Nos termos do art. 456º, a parte que tiver litigado de má fé será condenado em multa e numa indemnização à parte contrária, se esta a pedir.
E acrescenta que tal litigância se verifica quando, com dolo ou negligência grave, alguma parte:
A) Tiver deduzido pretensão ou oposição cuja falta de fundamento não devia ignorar;
B) Tiver alterado a verdade dos factos ou omitido factos relevantes para a decisão da causa;
C) Tiver praticado omissão grave do dever de cooperação;
D) Tiver feito do processo ou dos meios processuais um uso manifestamente reprovável, com o fim de conseguir um objectivo ilegal, impedir a descoberta da verdade, entorpecer a acção da justiça ou protelar, sem fundamento sério, o trânsito em julgado da decisão.
Este instituto legal visa sancionar os deveres impostos às partes, nos arts. 266º e 266º-A, de cooperação, de probidade, de lisura processual, ou, em suma, de boa fé processual.
O fundamento para o douto acórdão condenar o embargante como litigante de má fé consistiu, em primeiro lugar, em ter aquele dito nas referidas alegações de recurso para a Relação que da sentença de graduação de crédito não se revelavam os factos que formulara no seu articulado superveniente, nomeadamente sobre a reclamação de créditos na falência dos co-executados pela exequente do crédito aqui em execução, sem alegar o seu carácter privilegiado pela hipoteca, referindo o douto acórdão que se provou o contrário nos autos.
Ficava assim preenchido o fundamento de litigância de má fé acima referido sob a al.

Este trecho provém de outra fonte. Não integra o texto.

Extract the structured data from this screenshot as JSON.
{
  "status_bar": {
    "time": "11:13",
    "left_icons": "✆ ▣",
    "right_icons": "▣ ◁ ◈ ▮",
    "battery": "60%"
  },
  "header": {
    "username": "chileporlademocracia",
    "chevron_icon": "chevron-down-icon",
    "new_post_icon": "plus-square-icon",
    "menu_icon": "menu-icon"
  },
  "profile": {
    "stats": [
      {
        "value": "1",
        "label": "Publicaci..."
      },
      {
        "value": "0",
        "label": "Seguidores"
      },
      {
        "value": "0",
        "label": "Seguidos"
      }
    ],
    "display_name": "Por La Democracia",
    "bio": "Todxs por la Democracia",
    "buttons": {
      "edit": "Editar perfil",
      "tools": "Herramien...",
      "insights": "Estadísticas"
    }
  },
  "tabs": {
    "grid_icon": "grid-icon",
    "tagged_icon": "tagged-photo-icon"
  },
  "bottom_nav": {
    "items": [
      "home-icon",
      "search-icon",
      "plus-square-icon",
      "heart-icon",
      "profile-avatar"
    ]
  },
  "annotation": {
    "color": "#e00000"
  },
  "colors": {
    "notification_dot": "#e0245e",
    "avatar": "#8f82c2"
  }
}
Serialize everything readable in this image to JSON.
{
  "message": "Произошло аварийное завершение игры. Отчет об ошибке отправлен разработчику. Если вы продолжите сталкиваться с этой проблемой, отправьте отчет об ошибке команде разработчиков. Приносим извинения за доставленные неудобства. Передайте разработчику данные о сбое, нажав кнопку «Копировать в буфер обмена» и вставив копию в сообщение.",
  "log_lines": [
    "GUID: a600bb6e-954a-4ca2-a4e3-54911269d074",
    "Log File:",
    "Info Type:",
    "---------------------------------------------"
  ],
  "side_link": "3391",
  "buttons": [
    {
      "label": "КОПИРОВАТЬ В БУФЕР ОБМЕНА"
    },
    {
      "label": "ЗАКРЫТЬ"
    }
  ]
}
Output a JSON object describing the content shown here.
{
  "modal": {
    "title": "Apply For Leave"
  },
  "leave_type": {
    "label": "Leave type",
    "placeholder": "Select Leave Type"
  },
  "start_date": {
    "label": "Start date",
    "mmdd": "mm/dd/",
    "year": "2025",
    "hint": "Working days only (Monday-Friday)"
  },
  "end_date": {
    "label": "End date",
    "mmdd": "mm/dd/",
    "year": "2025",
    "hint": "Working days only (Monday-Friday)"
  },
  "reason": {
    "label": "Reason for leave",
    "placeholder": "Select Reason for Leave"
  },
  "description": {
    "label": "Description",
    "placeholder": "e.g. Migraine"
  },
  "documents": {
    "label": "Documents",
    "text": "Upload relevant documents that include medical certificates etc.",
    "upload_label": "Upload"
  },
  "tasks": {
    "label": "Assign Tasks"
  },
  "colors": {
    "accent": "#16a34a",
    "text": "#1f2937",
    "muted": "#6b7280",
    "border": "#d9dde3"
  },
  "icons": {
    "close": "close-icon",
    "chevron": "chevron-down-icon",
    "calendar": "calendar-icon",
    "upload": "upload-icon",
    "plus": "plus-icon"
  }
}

B).
Ora o que aqui está aqui em causa é saber se o embargante ao tomar conhecimento do teor da sentença de graduação de créditos constante da certidão de fls. 485 e segs., poderia então, sem qualquer dúvida, aperceber-se que a exequente reclamou o crédito exequendo sem alegar a sua natureza privilegiado pela hipoteca.
Do teor daquela certidão apenas consta que a exequente na referida falência reclamou um crédito de 18.448.812$00, proveniente de duas livranças subscritas pelos falidos e não pagas, sendo 14.071.147$00 de capital e de 4.377.665$00 de juros vencidos até 22.02.2001. Mais ali consta que todos os créditos foram considerados comuns e como tal graduados em igualdade.
A apensa execução tem como título executivo uma livrança subscrita pelos co-executados, ali falidos, e avalizada pelo embargante, no valor de 11.071.145$10, emitida em 27/3/97 e vencida em 22/06/98.
Daqui resulta que da referida alegação de que a sentença não deu conhecimento ao embargante dos factos alegados no articulado superveniente, nomeadamente, quanto à não alegação na reclamação da natureza privilegiada do crédito, se não pode concluir que foi alegado facto de que o embargante sabia ou tinha de saber, se fosse minimamente diligente, não corresponder à verdade. Assim, se não preenche aquele fundamento de litigância de má fé.
É que a sentença não revela, por si só, que o crédito ali reconhecido seja o aqui exequendo, ou que a exequente tenha realmente omitido a alegação da existência da hipoteca, mas apenas revela que um crédito da exequente proveniente de duas livranças – em que uma delas podia ou não ser a aqui exequenda - foi ali graduado como crédito comum.
É certo que uma parte litigante diligente teria então logo de procurar informar-se sobre a coincidência do crédito reclamado com o aqui exequendo e, ainda, sobre a forma como a exequente o reclamou, mas aí já estaríamos fora do âmbito da litigância de má fé que exige dolo ou pelo menos, uma negligência grave, ou seja fortemente censurável, o que nos não parece revelar o caso dos autos.
O douto acórdão ainda fundamenta a condenação em causa na conclusão de a improcedência dos fundamentos do agravo levar a concluir que o embargante violou o dever de probidade processual ao interpor o presente recurso, por ser este manifestamente infundado, sem que aquela decisão se tenha detido na discriminação de qual daqueles fundamentos do recurso era manifestamente infundado e em que medida o era.
Este fundamento integraria a fonte de litigância de má fé acima referida sob a al. D)
Da análise da improcedência daqueles fundamentos decretada no douto acórdão não se vê que o embargante tenha excedido os deveres de probidade ou tenha feito do direito de recorrer um uso fortemente censurável, pois nos parece que aquele alicerçou o seu recurso em fundamentos que, liminarmente, poderiam obter provimento, nomeadamente, a alegação de que não teve conhecimento de factos alegados no articulado superveniente na data em que a 1ª instância considerou ter tomado conhecimento com a leitura da referida sentença de graduação de créditos.
Por outras palavras, diremos que os fundamentos do recurso de agravo interposto para a Relação não se revelam, mesmo após a sua rejeição, manifestamente infundados, ou pelo menos, não se vê que o embargante, ao interpor o mesmo recurso, tivesse conhecimento ou pudesse ter tido, se agindo com o mínimo de diligência, conhecimento da sua natureza infundada.
Por isso, procede, este fundamento do agravo.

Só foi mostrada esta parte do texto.